Maynard put the card up on the auction website eBay, giving its history, and stating half the proceeds would go to the Gamers Helping Gamers charity. Sources reported bids over $19,000, or it selling for $14,900. However Maynard said that those were fake bids on eBay that he could not remove; he took down that auction and made a silent auction on Facebook and Twitter, where the card sold for $2000, of which he gave 75% to the charity.

=== After #Goyfgate ===
Maynard continued in competitive Magic: The Gathering, winning his next Grand Prix in Buenos Aires on June 28, 2015. He came in 7th at MTG Pro Tour Gatewatch in Atlanta in February 2016, and was a finalist at MTG Pro Tour Ixalan in Albuquerque in November 2017, coming in second to Seth Manfield. By that time, he had 13 Grand Prix Top 8s, with two wins.

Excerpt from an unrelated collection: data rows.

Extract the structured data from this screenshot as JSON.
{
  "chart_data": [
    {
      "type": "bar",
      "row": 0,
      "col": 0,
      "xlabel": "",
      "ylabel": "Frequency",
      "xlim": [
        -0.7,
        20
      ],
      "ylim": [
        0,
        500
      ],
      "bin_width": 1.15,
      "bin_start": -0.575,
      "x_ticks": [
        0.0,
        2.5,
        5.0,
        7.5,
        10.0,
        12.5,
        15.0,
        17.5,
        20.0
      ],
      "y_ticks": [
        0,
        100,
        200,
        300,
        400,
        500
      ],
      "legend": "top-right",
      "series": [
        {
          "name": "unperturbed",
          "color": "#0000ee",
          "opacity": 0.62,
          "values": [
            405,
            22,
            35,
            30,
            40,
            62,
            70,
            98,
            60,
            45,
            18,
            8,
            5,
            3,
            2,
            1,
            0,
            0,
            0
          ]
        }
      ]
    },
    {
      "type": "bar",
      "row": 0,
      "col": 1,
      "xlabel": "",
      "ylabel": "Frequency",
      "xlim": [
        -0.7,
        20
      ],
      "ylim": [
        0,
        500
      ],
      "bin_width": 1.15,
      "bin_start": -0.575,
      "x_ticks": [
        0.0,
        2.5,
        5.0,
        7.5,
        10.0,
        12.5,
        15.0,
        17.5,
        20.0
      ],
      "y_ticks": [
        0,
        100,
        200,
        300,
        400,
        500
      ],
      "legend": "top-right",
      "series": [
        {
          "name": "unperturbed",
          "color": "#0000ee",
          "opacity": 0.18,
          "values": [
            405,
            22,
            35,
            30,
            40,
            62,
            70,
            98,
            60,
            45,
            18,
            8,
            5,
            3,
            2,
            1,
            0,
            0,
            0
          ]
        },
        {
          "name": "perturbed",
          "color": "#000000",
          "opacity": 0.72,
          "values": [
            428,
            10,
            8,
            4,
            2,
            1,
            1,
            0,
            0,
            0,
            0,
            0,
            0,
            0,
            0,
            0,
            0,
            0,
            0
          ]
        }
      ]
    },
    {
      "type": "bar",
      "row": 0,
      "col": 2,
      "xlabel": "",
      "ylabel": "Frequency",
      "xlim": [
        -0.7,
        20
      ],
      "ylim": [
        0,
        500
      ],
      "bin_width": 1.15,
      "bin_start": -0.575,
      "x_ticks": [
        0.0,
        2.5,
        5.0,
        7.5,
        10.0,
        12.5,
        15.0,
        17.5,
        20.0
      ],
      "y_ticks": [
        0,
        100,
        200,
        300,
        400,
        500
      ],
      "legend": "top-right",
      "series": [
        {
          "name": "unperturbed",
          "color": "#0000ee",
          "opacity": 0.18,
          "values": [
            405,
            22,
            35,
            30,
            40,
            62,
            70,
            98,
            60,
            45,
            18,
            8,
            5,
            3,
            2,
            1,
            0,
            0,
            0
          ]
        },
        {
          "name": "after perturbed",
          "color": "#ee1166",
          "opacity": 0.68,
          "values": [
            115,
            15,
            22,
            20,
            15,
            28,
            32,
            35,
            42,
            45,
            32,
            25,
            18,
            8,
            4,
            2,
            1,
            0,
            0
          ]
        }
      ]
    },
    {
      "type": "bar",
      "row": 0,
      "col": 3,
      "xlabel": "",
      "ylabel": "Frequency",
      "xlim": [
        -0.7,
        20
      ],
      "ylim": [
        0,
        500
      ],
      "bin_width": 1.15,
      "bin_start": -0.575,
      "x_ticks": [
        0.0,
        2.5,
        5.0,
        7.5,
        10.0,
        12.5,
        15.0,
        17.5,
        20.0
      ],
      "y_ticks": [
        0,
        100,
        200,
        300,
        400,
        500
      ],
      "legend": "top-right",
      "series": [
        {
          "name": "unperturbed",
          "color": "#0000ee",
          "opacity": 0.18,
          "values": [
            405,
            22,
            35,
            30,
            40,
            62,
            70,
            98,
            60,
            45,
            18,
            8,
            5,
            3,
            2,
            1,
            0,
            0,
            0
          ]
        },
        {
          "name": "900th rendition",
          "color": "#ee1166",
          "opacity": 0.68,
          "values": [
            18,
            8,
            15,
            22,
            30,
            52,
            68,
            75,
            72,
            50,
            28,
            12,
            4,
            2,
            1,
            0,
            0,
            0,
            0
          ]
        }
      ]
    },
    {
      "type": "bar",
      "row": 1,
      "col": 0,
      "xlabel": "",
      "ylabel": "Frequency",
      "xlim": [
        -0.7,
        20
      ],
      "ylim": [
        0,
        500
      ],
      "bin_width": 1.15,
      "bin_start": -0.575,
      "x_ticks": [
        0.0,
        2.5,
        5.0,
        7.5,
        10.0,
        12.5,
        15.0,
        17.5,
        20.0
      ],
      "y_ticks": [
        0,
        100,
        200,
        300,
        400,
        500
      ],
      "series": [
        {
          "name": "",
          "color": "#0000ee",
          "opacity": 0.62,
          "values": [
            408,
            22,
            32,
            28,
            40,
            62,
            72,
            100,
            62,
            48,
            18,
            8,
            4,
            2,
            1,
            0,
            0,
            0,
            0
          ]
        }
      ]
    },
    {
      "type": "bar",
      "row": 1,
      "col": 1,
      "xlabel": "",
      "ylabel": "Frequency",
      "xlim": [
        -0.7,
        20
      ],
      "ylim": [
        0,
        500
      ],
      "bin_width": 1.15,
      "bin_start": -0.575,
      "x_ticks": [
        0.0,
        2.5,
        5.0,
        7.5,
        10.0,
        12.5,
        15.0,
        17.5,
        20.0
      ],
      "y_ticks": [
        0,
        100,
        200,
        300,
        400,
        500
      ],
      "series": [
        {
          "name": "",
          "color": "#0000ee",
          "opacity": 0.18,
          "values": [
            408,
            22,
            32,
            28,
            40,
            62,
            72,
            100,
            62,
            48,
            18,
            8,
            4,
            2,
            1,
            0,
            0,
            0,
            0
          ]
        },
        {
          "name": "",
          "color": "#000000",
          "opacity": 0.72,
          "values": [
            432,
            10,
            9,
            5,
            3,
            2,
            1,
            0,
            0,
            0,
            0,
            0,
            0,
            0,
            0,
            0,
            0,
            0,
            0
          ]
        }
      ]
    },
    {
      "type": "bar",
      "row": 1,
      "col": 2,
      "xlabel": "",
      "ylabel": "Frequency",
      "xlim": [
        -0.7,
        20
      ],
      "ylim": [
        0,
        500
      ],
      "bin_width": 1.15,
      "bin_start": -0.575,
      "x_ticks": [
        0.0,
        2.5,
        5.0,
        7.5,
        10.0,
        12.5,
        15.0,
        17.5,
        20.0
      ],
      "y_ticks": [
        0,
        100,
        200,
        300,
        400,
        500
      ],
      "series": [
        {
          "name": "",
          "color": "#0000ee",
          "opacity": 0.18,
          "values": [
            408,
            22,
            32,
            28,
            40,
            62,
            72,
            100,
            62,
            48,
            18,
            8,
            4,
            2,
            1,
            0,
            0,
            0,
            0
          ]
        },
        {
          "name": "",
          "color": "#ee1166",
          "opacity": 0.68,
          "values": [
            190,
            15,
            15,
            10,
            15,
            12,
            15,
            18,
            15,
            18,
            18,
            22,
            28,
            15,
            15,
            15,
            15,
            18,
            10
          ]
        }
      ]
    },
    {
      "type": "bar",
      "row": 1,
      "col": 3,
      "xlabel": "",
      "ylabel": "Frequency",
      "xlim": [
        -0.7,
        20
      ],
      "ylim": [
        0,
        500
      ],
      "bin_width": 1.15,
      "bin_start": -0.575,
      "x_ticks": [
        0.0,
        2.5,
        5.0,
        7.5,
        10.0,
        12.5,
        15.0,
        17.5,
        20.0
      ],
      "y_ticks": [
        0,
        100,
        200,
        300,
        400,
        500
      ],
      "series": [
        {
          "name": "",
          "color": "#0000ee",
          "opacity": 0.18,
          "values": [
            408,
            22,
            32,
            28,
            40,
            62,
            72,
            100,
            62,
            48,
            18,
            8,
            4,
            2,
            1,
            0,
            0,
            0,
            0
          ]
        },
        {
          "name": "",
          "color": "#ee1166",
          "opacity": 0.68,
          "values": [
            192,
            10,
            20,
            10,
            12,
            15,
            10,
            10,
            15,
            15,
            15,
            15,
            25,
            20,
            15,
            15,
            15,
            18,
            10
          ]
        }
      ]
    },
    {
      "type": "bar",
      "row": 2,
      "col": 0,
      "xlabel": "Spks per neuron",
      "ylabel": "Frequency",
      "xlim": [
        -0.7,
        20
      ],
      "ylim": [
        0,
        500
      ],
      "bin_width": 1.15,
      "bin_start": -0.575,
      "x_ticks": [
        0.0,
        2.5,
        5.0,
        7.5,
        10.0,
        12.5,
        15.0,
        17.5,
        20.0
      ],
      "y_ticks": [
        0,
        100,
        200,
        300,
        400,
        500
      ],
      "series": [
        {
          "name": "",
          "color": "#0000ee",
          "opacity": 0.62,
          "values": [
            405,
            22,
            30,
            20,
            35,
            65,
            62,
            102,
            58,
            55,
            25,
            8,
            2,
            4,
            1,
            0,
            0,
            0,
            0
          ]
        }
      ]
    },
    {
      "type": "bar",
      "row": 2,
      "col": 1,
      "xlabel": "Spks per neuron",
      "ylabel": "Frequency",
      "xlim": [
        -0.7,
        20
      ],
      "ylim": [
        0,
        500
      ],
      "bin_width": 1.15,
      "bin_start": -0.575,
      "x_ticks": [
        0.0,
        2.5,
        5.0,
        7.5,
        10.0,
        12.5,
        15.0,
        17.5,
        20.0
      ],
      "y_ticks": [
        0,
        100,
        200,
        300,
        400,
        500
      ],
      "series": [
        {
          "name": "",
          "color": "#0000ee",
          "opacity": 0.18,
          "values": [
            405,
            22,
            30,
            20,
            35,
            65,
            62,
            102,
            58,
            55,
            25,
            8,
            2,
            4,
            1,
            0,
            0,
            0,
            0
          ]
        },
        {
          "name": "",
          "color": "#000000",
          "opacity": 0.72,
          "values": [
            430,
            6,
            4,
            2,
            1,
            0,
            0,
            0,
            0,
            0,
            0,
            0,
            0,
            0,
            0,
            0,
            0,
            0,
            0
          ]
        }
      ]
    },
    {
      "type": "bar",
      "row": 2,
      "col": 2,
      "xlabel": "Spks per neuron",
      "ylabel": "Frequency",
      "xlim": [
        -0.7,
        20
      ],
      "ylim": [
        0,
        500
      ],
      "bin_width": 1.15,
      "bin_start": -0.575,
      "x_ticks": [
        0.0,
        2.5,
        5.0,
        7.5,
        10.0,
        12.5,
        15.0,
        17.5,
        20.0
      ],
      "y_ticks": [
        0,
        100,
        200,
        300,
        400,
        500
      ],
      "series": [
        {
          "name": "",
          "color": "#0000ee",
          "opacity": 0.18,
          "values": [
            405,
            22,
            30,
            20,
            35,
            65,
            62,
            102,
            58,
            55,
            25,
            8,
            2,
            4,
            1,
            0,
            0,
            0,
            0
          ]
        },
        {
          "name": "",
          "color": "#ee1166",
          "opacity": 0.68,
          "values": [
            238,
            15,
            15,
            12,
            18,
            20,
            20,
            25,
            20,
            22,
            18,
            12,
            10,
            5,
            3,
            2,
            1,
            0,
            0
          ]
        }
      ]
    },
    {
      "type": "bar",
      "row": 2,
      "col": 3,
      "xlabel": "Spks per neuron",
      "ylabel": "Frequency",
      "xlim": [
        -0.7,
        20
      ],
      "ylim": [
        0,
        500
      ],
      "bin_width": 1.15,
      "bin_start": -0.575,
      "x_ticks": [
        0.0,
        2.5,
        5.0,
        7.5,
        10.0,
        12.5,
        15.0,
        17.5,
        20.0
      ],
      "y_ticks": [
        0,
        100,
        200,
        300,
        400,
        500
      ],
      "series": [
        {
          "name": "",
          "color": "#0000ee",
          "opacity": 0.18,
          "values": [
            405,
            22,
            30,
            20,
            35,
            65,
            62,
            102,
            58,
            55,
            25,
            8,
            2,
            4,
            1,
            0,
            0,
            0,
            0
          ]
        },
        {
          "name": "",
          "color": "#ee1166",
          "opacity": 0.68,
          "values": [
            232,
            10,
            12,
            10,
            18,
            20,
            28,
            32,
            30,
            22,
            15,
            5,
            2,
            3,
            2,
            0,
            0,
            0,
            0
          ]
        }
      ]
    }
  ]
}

In January 2019, in response to the decline in Quebec game shops hosting card tournaments, Maynard co-founded an esports sports league called Arena Super Cup, allowing people to compete from their homes using Magic: The Gathering Arena. It drew 300 participants during its first six months.

== Game store ==

Maynard honed his early Magic: The Gathering skills as a pre-teen at Le Donjon, or the Librairie Donjon, a Saint-Roch, Quebec City games store where he would later work for several years as a teenager and young adult. The store was a center for Quebec City gaming activity for 27 years before it closed in 2016; it was housed in the basement of the Gabrielle Roy library, and was closed when the city wanted to expand the library. It was the last store of its kind in the city center.

To serve the gaming community and recreate this place of his childhood, in October 2020, Maynard founded La Boutique Mythique, or The Mythic Store, as a Saint-Roch card game store specializing in Magic: The Gathering, and partnering with Le Bastion, an adjacent miniature wargaming shop, with a shared space for playing the games. Maynard had met the owner of the Bastion when both played at Le Donjon together. At the time the store opened, the COVID-19 pandemic restricted face to face gaming, so the store offered online tournaments as "The Mythic Society". By 2023, the store was holding daily in person gaming events, and even expanded into a neighboring warehouse, quadrupling its storage space.